Author | : Thomas Mullaney |
Publisher | : Univ of California Press |
Total Pages | : 256 |
Release | : 2011-12-27 |
Genre | : History |
ISBN | : 0520272749 |
Download Coming to Terms with the Nation Book in PDF, ePub and Kindle
Studies China's "Ethnic classification project" (minzu shibie) of 1954, conducted in Yunnan province.
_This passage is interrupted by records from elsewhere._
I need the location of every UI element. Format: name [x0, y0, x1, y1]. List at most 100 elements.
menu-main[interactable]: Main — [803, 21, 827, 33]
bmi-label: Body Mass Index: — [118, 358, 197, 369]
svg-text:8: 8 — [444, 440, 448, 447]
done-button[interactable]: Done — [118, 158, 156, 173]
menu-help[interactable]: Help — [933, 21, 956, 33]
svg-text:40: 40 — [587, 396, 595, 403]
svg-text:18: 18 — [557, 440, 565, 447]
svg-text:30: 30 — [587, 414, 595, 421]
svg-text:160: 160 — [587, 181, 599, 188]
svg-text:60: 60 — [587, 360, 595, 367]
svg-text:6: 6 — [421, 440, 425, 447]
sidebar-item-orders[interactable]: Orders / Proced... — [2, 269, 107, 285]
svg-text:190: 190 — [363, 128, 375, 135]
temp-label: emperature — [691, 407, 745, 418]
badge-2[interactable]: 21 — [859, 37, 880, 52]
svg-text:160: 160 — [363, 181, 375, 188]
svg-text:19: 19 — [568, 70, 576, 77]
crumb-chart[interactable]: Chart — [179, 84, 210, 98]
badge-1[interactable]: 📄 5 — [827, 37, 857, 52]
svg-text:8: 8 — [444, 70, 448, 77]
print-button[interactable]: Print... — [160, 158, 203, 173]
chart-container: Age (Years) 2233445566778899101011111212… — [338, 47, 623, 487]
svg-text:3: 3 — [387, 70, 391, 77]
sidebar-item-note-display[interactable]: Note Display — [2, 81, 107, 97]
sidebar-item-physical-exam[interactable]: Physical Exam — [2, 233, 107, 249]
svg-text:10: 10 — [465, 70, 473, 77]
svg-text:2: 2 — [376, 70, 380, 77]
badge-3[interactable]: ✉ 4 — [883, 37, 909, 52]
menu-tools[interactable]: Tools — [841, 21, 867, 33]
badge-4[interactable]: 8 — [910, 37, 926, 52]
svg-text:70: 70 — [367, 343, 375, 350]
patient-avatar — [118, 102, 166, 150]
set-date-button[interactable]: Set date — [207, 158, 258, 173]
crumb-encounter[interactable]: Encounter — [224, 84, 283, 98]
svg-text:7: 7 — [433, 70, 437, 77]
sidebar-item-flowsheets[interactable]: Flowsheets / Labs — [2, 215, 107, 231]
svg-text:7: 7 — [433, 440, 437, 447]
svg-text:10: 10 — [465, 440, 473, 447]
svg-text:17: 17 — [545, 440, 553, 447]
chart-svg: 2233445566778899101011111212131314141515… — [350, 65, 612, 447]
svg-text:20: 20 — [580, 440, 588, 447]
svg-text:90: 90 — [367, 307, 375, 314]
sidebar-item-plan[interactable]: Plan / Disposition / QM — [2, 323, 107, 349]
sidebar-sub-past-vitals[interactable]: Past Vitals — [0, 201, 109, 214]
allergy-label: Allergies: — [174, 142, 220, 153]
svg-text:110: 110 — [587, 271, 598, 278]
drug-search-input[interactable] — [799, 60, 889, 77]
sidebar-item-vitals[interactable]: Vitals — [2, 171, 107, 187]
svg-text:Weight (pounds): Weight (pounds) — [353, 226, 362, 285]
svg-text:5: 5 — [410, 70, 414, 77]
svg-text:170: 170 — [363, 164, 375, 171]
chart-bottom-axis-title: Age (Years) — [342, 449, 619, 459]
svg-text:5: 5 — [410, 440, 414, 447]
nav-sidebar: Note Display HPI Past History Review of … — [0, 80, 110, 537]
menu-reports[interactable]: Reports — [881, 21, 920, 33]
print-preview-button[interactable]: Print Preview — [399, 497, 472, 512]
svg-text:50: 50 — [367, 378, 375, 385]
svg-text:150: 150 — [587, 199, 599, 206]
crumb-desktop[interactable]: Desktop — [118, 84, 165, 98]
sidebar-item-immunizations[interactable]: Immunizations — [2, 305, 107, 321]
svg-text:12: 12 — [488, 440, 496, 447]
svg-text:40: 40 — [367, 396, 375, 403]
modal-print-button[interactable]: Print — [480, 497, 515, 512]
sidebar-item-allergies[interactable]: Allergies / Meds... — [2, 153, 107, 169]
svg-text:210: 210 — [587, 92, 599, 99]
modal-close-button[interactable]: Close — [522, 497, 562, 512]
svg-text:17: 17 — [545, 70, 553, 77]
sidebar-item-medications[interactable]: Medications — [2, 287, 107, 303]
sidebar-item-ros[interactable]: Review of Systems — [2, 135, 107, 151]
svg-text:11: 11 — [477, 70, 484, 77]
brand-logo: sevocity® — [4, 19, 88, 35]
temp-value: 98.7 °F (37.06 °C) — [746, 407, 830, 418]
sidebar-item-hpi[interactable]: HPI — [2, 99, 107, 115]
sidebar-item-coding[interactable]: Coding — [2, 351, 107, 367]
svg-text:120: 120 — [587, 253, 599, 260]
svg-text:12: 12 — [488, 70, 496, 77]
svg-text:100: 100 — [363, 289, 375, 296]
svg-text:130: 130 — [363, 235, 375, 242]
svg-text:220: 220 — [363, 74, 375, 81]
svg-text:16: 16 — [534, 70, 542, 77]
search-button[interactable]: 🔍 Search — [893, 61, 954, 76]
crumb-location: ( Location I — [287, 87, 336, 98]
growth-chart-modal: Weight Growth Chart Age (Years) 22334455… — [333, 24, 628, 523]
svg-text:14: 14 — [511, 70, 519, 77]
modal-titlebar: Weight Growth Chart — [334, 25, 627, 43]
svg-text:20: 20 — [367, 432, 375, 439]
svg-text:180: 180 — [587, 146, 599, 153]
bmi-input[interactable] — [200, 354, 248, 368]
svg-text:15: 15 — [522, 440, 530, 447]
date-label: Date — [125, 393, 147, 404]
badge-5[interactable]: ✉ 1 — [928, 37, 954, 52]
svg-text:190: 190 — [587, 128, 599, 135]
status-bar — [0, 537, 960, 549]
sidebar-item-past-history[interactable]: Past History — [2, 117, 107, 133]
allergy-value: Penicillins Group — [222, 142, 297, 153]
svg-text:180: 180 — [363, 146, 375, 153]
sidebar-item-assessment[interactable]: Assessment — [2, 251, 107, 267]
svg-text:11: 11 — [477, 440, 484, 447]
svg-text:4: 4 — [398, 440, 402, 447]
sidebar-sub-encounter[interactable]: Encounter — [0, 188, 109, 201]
Author | : United States. Foreign Broadcast Information Service |
Publisher | : |
Total Pages | : 906 |
Release | : 1993 |
Genre | : China |
ISBN | : |
Download Daily Report Book in PDF, ePub and Kindle
Author | : Jennifer Took |
Publisher | : BRILL |
Total Pages | : 335 |
Release | : 2005-10-01 |
Genre | : History |
ISBN | : 904741571X |
Download A Native Chieftaincy in Southwest China Book in PDF, ePub and Kindle
This book explores a Zhuang native chieftaincy enfranchised under the Chinese tusi system, and its relationship with the Chinese imperial state. It sheds critical light on the social and political organization of the strategic Chinese-Vietnamese border area over 600 years.
Author | : Tony Saich |
Publisher | : Routledge |
Total Pages | : 2092 |
Release | : 2016-09-16 |
Genre | : Political Science |
ISBN | : 1315288192 |
Download The Rise to Power of the Chinese Communist Party Book in PDF, ePub and Kindle
This collection of documents covers the rise to power of the Chinese communist movement. They show how the Chinese Communist Party interpreted the revolution, how it devised policies to meet changing circumstances and how these policies were communicated to party members and public.
Author | : Di Luo |
Publisher | : BRILL |
Total Pages | : 298 |
Release | : 2022-09-19 |
Genre | : History |
ISBN | : 9004524746 |
Download Beyond Citizenship: Literacy and Personhood in Everyday China, 1900-1945 Book in PDF, ePub and Kindle
Beyond Citizenship examines the government provision of adult literacy training in early twentieth-century China, bringing to light new ways of interpreting the complex impacts literacy training had on strengthening the state in the republican era.
Author | : Zedong Mao |
Publisher | : M.E. Sharpe |
Total Pages | : 854 |
Release | : 1992 |
Genre | : China |
ISBN | : 9781563240492 |
Download Mao's Road to Power: The pre-Marxist period, 1912-1920 Book in PDF, ePub and Kindle
This is the first volume in a set covering the writings of Mao-Tse-tung and charting his progress from childhood to full political maturity. This work contains essays, letters, notes and articles in the period 1912 to 1920, which saw him move from liberali.